【城山のぶお・リメイクJA】第12回 制度としてのJAの終焉2018年11月2日
戦後70年、日本の高度経済成長にとって、農業は重要な役割を果たしてきた。戦後の食糧難の時代にはコメの増産・供出が行われたし、その後の経済成長のため農村から都市へ良質な労働力の供給が行われた。
また、都市への人口集中に伴い宅地の需要が増え、多くの農地が宅地に転換された。この間の事情を、米価闘争で名を残した全国農協中央会の宮脇朝男会長は、戦後、農家は国から米をとられ、労働力をとられ、さらに農地をとられたと訴え農協運動を鼓舞した。
高度経済成長期に、JAは総評、医師会とともに日本の3大圧力団体として並び称され存在感を示したが、今ではそれは遠い過去のものとなった。
こうした時代の変遷に対応しJAは食料増産・供出に協力し、その後の農業・農村を支えた食管制度の仕組みを支える組織として大きな役割を果たしてきた。とくに、食管制度の時代には、政府買い入れ米の代金が農林中央金庫を通じてJAの組合員の貯金口座に振り込まれた事情から、信用事業を兼営する総合JAは極めて好都合な存在として機能した。
また、1970年から総合農政のもと、本格的な米の生産調整が始まるが、生産調整は国・都道府県・市町村とJAが一体となって進めることが必要なことから、引き続きJAは農政推進上の重要な役割を果たすことになった。
このように見てくると、政府にとってJAはなくてはならない存在であり、その機能を農業政策に生かすため政府はJAと二人三脚で歩みを進めてきた。
だが、食管制度は廃止され、その後、半世紀にわたって続けられてきた米の生産調整も2018年をもって廃止されることになった。
この結果、国・都道府県・市町村、JAが一体となって進めるコメの生産調整のために必要とされた、一地域一JAの原則も崩され、同一地域に複数のJAの設立も可能となった。

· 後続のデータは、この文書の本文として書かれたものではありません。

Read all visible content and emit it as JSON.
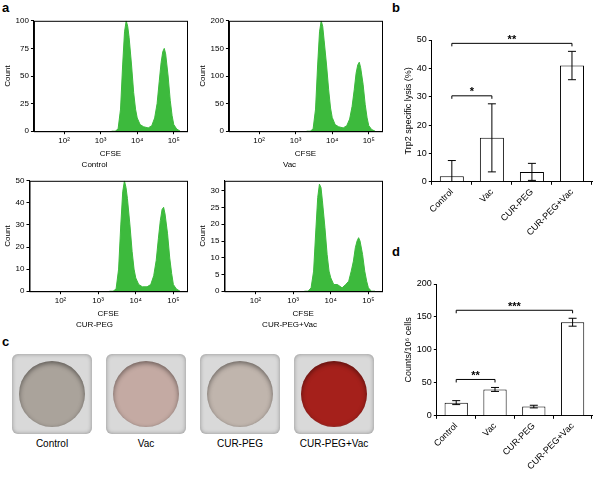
{
  "chart_data": [
    {
      "panel": "a",
      "type": "area",
      "title": "Control",
      "x_label": "CFSE",
      "y_label": "Count",
      "log": "x",
      "grid": false,
      "color": "#3dba3d",
      "x": [
        2000,
        2500,
        3000,
        3500,
        4000,
        4500,
        5000,
        5500,
        6000,
        7000,
        8000,
        9000,
        10000,
        12000,
        15000,
        20000,
        25000,
        30000,
        35000,
        40000,
        45000,
        50000,
        55000,
        60000,
        70000,
        80000,
        90000,
        100000,
        120000,
        150000
      ],
      "values": [
        0,
        0,
        2,
        20,
        60,
        90,
        100,
        95,
        85,
        60,
        35,
        20,
        12,
        6,
        4,
        3,
        5,
        12,
        25,
        45,
        62,
        72,
        75,
        70,
        50,
        28,
        14,
        6,
        2,
        0
      ],
      "xlim": [
        15,
        230000
      ],
      "xticks": [
        {
          "value": 100,
          "label": "10²"
        },
        {
          "value": 1000,
          "label": "10³"
        },
        {
          "value": 10000,
          "label": "10⁴"
        },
        {
          "value": 100000,
          "label": "10⁵"
        }
      ],
      "ylim": [
        0,
        100
      ],
      "yticks": [
        0,
        25,
        50,
        75,
        100
      ]
    },
    {
      "type": "area",
      "title": "Vac",
      "x_label": "CFSE",
      "y_label": "Count",
      "log": "x",
      "grid": false,
      "color": "#3dba3d",
      "x": [
        2000,
        2500,
        3000,
        3500,
        4000,
        4500,
        5000,
        5500,
        6000,
        7000,
        8000,
        9000,
        10000,
        12000,
        15000,
        20000,
        25000,
        30000,
        35000,
        40000,
        45000,
        50000,
        55000,
        60000,
        70000,
        80000,
        90000,
        100000,
        120000,
        150000
      ],
      "values": [
        0,
        0,
        4,
        40,
        120,
        180,
        200,
        190,
        165,
        120,
        75,
        42,
        25,
        12,
        8,
        6,
        10,
        22,
        45,
        75,
        105,
        120,
        125,
        115,
        85,
        48,
        24,
        10,
        3,
        0
      ],
      "xlim": [
        15,
        230000
      ],
      "xticks": [
        {
          "value": 100,
          "label": "10²"
        },
        {
          "value": 1000,
          "label": "10³"
        },
        {
          "value": 10000,
          "label": "10⁴"
        },
        {
          "value": 100000,
          "label": "10⁵"
        }
      ],
      "ylim": [
        0,
        200
      ],
      "yticks": [
        0,
        50,
        100,
        150,
        200
      ]
    },
    {
      "type": "area",
      "title": "CUR-PEG",
      "x_label": "CFSE",
      "y_label": "Count",
      "log": "x",
      "grid": false,
      "color": "#3dba3d",
      "x": [
        2000,
        2500,
        3000,
        3500,
        4000,
        4500,
        5000,
        5500,
        6000,
        7000,
        8000,
        9000,
        10000,
        12000,
        15000,
        20000,
        25000,
        30000,
        35000,
        40000,
        45000,
        50000,
        55000,
        60000,
        70000,
        80000,
        90000,
        100000,
        120000,
        150000
      ],
      "values": [
        0,
        0,
        1,
        10,
        30,
        45,
        50,
        47,
        42,
        30,
        18,
        10,
        6,
        3,
        2,
        2,
        3,
        7,
        14,
        24,
        32,
        37,
        38,
        35,
        26,
        15,
        8,
        3,
        1,
        0
      ],
      "xlim": [
        15,
        230000
      ],
      "xticks": [
        {
          "value": 100,
          "label": "10²"
        },
        {
          "value": 1000,
          "label": "10³"
        },
        {
          "value": 10000,
          "label": "10⁴"
        },
        {
          "value": 100000,
          "label": "10⁵"
        }
      ],
      "ylim": [
        0,
        50
      ],
      "yticks": [
        0,
        10,
        20,
        30,
        40,
        50
      ]
    },
    {
      "type": "area",
      "title": "CUR-PEG+Vac",
      "x_label": "CFSE",
      "y_label": "Count",
      "log": "x",
      "grid": false,
      "color": "#3dba3d",
      "x": [
        2000,
        2500,
        3000,
        3500,
        4000,
        4500,
        5000,
        5500,
        6000,
        7000,
        8000,
        9000,
        10000,
        12000,
        15000,
        20000,
        25000,
        30000,
        35000,
        40000,
        45000,
        50000,
        55000,
        60000,
        70000,
        80000,
        90000,
        100000,
        120000,
        150000
      ],
      "values": [
        0,
        0,
        1,
        6,
        18,
        28,
        32,
        31,
        27,
        19,
        11,
        6,
        4,
        2,
        2,
        1,
        2,
        3,
        6,
        9,
        13,
        15,
        16,
        15,
        11,
        6,
        3,
        1,
        0,
        0
      ],
      "xlim": [
        15,
        230000
      ],
      "xticks": [
        {
          "value": 100,
          "label": "10²"
        },
        {
          "value": 1000,
          "label": "10³"
        },
        {
          "value": 10000,
          "label": "10⁴"
        },
        {
          "value": 100000,
          "label": "10⁵"
        }
      ],
      "ylim": [
        0,
        33
      ],
      "yticks": [
        0,
        5,
        10,
        15,
        20,
        25,
        30
      ]
    },
    {
      "panel": "b",
      "type": "bar",
      "y_label": "Trp2 specific lysis (%)",
      "grid": false,
      "color": "#ffffff",
      "categories": [
        "Control",
        "Vac",
        "CUR-PEG",
        "CUR-PEG+Vac"
      ],
      "values": [
        2,
        15.5,
        3.5,
        41
      ],
      "errors": [
        5.5,
        12,
        3,
        5
      ],
      "ylim": [
        0,
        50
      ],
      "yticks": [
        0,
        10,
        20,
        30,
        40,
        50
      ],
      "annotations": [
        {
          "text": "*",
          "from": "Control",
          "to": "Vac"
        },
        {
          "text": "**",
          "from": "Control",
          "to": "CUR-PEG+Vac"
        }
      ]
    },
    {
      "panel": "d",
      "type": "bar",
      "y_label": "Counts/10⁶ cells",
      "grid": false,
      "color": "#ffffff",
      "categories": [
        "Control",
        "Vac",
        "CUR-PEG",
        "CUR-PEG+Vac"
      ],
      "values": [
        20,
        40,
        14,
        142
      ],
      "errors": [
        3,
        3,
        2,
        6
      ],
      "ylim": [
        0,
        200
      ],
      "yticks": [
        0,
        50,
        100,
        150,
        200
      ],
      "annotations": [
        {
          "text": "**",
          "from": "Control",
          "to": "Vac"
        },
        {
          "text": "***",
          "from": "Control",
          "to": "CUR-PEG+Vac"
        }
      ]
    }
  ],
  "images": {
    "panel": "c",
    "wells": [
      {
        "label": "Control",
        "color": "#aaa39b"
      },
      {
        "label": "Vac",
        "color": "#c4aaa3"
      },
      {
        "label": "CUR-PEG",
        "color": "#c0b5ad"
      },
      {
        "label": "CUR-PEG+Vac",
        "color": "#a5201b"
      }
    ]
  }
}
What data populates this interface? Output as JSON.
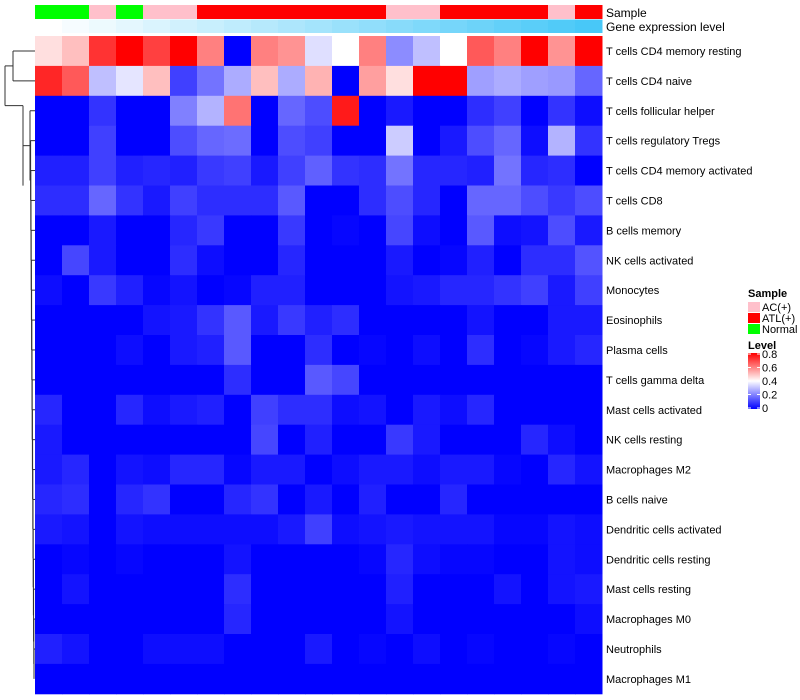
{
  "chart_data": {
    "type": "heatmap",
    "title": "",
    "annotations": {
      "sample_label": "Sample",
      "gene_label": "Gene expression level",
      "sample_groups": [
        "Normal",
        "Normal",
        "AC(+)",
        "Normal",
        "AC(+)",
        "AC(+)",
        "ATL(+)",
        "ATL(+)",
        "ATL(+)",
        "ATL(+)",
        "ATL(+)",
        "ATL(+)",
        "ATL(+)",
        "AC(+)",
        "AC(+)",
        "ATL(+)",
        "ATL(+)",
        "ATL(+)",
        "ATL(+)",
        "AC(+)",
        "ATL(+)"
      ],
      "gene_colors": {
        "low": "#ffffff",
        "high": "#48c8f8"
      }
    },
    "rows": [
      "T cells CD4 memory resting",
      "T cells CD4 naive",
      "T cells follicular helper",
      "T cells regulatory  Tregs",
      "T cells CD4 memory activated",
      "T cells CD8",
      "B cells memory",
      "NK cells activated",
      "Monocytes",
      "Eosinophils",
      "Plasma cells",
      "T cells gamma delta",
      "Mast cells activated",
      "NK cells resting",
      "Macrophages M2",
      "B cells naive",
      "Dendritic cells activated",
      "Dendritic cells resting",
      "Mast cells resting",
      "Macrophages M0",
      "Neutrophils",
      "Macrophages M1"
    ],
    "values": [
      [
        0.45,
        0.5,
        0.72,
        0.8,
        0.7,
        0.8,
        0.6,
        0,
        0.6,
        0.57,
        0.35,
        0.4,
        0.6,
        0.22,
        0.3,
        0.4,
        0.66,
        0.6,
        0.8,
        0.57,
        0.8
      ],
      [
        0.74,
        0.66,
        0.3,
        0.36,
        0.5,
        0.1,
        0.18,
        0.27,
        0.5,
        0.27,
        0.52,
        0,
        0.55,
        0.45,
        0.8,
        0.8,
        0.25,
        0.27,
        0.25,
        0.24,
        0.16
      ],
      [
        0,
        0,
        0.08,
        0,
        0,
        0.2,
        0.28,
        0.62,
        0,
        0.16,
        0.12,
        0.76,
        0,
        0.04,
        0,
        0,
        0.07,
        0.1,
        0,
        0.08,
        0.02
      ],
      [
        0,
        0,
        0.1,
        0,
        0,
        0.12,
        0.16,
        0.17,
        0,
        0.12,
        0.1,
        0,
        0,
        0.32,
        0,
        0.04,
        0.12,
        0.16,
        0.02,
        0.28,
        0.08
      ],
      [
        0.05,
        0.05,
        0.1,
        0.05,
        0.06,
        0.05,
        0.09,
        0.1,
        0.04,
        0.1,
        0.15,
        0.08,
        0.07,
        0.18,
        0.06,
        0.06,
        0.05,
        0.18,
        0.06,
        0.07,
        0
      ],
      [
        0.07,
        0.07,
        0.16,
        0.08,
        0.04,
        0.1,
        0.07,
        0.07,
        0.07,
        0.14,
        0,
        0,
        0.07,
        0.12,
        0.06,
        0,
        0.16,
        0.16,
        0.12,
        0.09,
        0.12
      ],
      [
        0,
        0,
        0.04,
        0,
        0,
        0.06,
        0.09,
        0,
        0,
        0.09,
        0,
        0.01,
        0,
        0.11,
        0.02,
        0,
        0.14,
        0.02,
        0.03,
        0.12,
        0.04
      ],
      [
        0,
        0.11,
        0.04,
        0,
        0,
        0.07,
        0.02,
        0,
        0,
        0.06,
        0,
        0,
        0,
        0.04,
        0,
        0.01,
        0.05,
        0,
        0.07,
        0.07,
        0.13
      ],
      [
        0.02,
        0,
        0.09,
        0.05,
        0.01,
        0.03,
        0,
        0.01,
        0.05,
        0.05,
        0,
        0,
        0,
        0.03,
        0.04,
        0.06,
        0.06,
        0.08,
        0.1,
        0.04,
        0.1
      ],
      [
        0,
        0,
        0,
        0,
        0.03,
        0.04,
        0.08,
        0.14,
        0.04,
        0.09,
        0.05,
        0.07,
        0,
        0,
        0,
        0,
        0.03,
        0,
        0,
        0.04,
        0.04
      ],
      [
        0,
        0,
        0,
        0.02,
        0,
        0.04,
        0.05,
        0.14,
        0,
        0,
        0.07,
        0,
        0.01,
        0,
        0.02,
        0,
        0.07,
        0,
        0.01,
        0.04,
        0.06
      ],
      [
        0,
        0,
        0,
        0,
        0,
        0,
        0,
        0.07,
        0,
        0,
        0.14,
        0.11,
        0,
        0,
        0,
        0,
        0,
        0,
        0,
        0,
        0
      ],
      [
        0.06,
        0,
        0,
        0.06,
        0.02,
        0.04,
        0.05,
        0,
        0.1,
        0.07,
        0.07,
        0.02,
        0.03,
        0,
        0.04,
        0.02,
        0.06,
        0,
        0,
        0,
        0
      ],
      [
        0.04,
        0,
        0,
        0,
        0,
        0,
        0,
        0,
        0.11,
        0,
        0.05,
        0,
        0,
        0.09,
        0.04,
        0,
        0,
        0,
        0.06,
        0.02,
        0
      ],
      [
        0.04,
        0.06,
        0,
        0.03,
        0.02,
        0.06,
        0.06,
        0.01,
        0.04,
        0.04,
        0,
        0.02,
        0.04,
        0.04,
        0.02,
        0.04,
        0.04,
        0.01,
        0,
        0.06,
        0.03
      ],
      [
        0.06,
        0.07,
        0,
        0.06,
        0.08,
        0,
        0,
        0.06,
        0.08,
        0,
        0.04,
        0,
        0.05,
        0,
        0,
        0.06,
        0,
        0,
        0,
        0,
        0
      ],
      [
        0.04,
        0.03,
        0,
        0.03,
        0.02,
        0.02,
        0.02,
        0.02,
        0.02,
        0.04,
        0.1,
        0.02,
        0.03,
        0.04,
        0.03,
        0.03,
        0.03,
        0.01,
        0.01,
        0.03,
        0.02
      ],
      [
        0,
        0.01,
        0,
        0.01,
        0,
        0,
        0,
        0.03,
        0,
        0,
        0,
        0,
        0.01,
        0.06,
        0.02,
        0.01,
        0.01,
        0,
        0,
        0.03,
        0.02
      ],
      [
        0,
        0.03,
        0,
        0,
        0,
        0,
        0,
        0.07,
        0,
        0,
        0,
        0,
        0,
        0.05,
        0,
        0,
        0,
        0.03,
        0,
        0.03,
        0.04
      ],
      [
        0,
        0,
        0,
        0,
        0,
        0,
        0,
        0.06,
        0,
        0,
        0,
        0,
        0,
        0.03,
        0,
        0,
        0,
        0,
        0,
        0,
        0.02
      ],
      [
        0.05,
        0.03,
        0,
        0,
        0.02,
        0.02,
        0.02,
        0,
        0,
        0,
        0.04,
        0,
        0.01,
        0,
        0.02,
        0,
        0.01,
        0,
        0,
        0.01,
        0
      ],
      [
        0,
        0,
        0,
        0,
        0,
        0,
        0,
        0,
        0,
        0,
        0,
        0,
        0,
        0,
        0,
        0,
        0,
        0,
        0,
        0,
        0
      ]
    ],
    "color_scale": {
      "low": "#0000ff",
      "mid": "#ffffff",
      "high": "#ff0000",
      "range": [
        0,
        0.8
      ]
    },
    "legend": {
      "sample_title": "Sample",
      "sample_entries": [
        {
          "label": "AC(+)",
          "color": "#ffc0cb"
        },
        {
          "label": "ATL(+)",
          "color": "#ff0000"
        },
        {
          "label": "Normal",
          "color": "#00ff00"
        }
      ],
      "level_title": "Level",
      "level_ticks": [
        "0.8",
        "0.6",
        "0.4",
        "0.2",
        "0"
      ],
      "placement": "right"
    }
  }
}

また、都市農地の位置づけも、「都市農業振興基本法」の制定に見られるように、人口減や都市一極集中是正等のため、従来の農地から宅地への転換政策から、農地を農地として評価する方向へと転換している。
要するに、農業・農地政策等の転換により、国の政策遂行にとってJAの存在はその必要性が著しく低くなってきているのである。
その象徴が、今次農協改革の最大の目玉であった中央会制度の廃止である。中央会制度は、国策遂行のため当時の農林省の別動隊としてつくられた感の強い組織であり、JAは中央会の指導のもと大きく発展してきた。
だが、中央会制度の廃止により、政府がJAを政策遂行の手段として重要視するという蜜月関係は終わりをつげた。これが今次農協改革の最大のテーマであり、特徴である。
中央会制度の廃止により、一つの時代が終わりJAは文字通り、自主・自立の新しいJA運動を展開しなければならない時代に入ったのであり、われわれにはそうしたことへの明確な意識転換が求められている。
こうした背景には、農業を産業として育成しようとする政府の一貫した姿勢があり、加えて、近年では競争一辺倒の新自由主義の考え方が色濃く反映されてものとなってきており、JAは政府にとって必ずしも適切なパートナーとはみなされなくなってきたという事情がある。
農業政策は、産業政策とともに地域政策が必要なことは、食料・農業・農村基本法でも明確にされており、今後とも地域と協同を旨とするJAが果たす役割は大きい。
だが、以上を踏まえれば、これからの運動は、従来のように閉鎖的な政・官・JAのトライアングルの中で課題解決をはかろうとする姿勢では、成果を上げることはできないことが明らかである。
いま、日本農業・農村は、TPP、日欧EPA交渉の締結・発効などによる農畜産物のかってない規模での市場開放、競争重視の偏重な農業政策のもと崩壊の危機に立たされている。
こうした状況のもと、食料の安全保障や食料主権確立の運動が求められているが、それは従来のように、政府・国会対策のみでは限界があり、広く国民を視野に入れた開かれたJA運動の展開が求められている。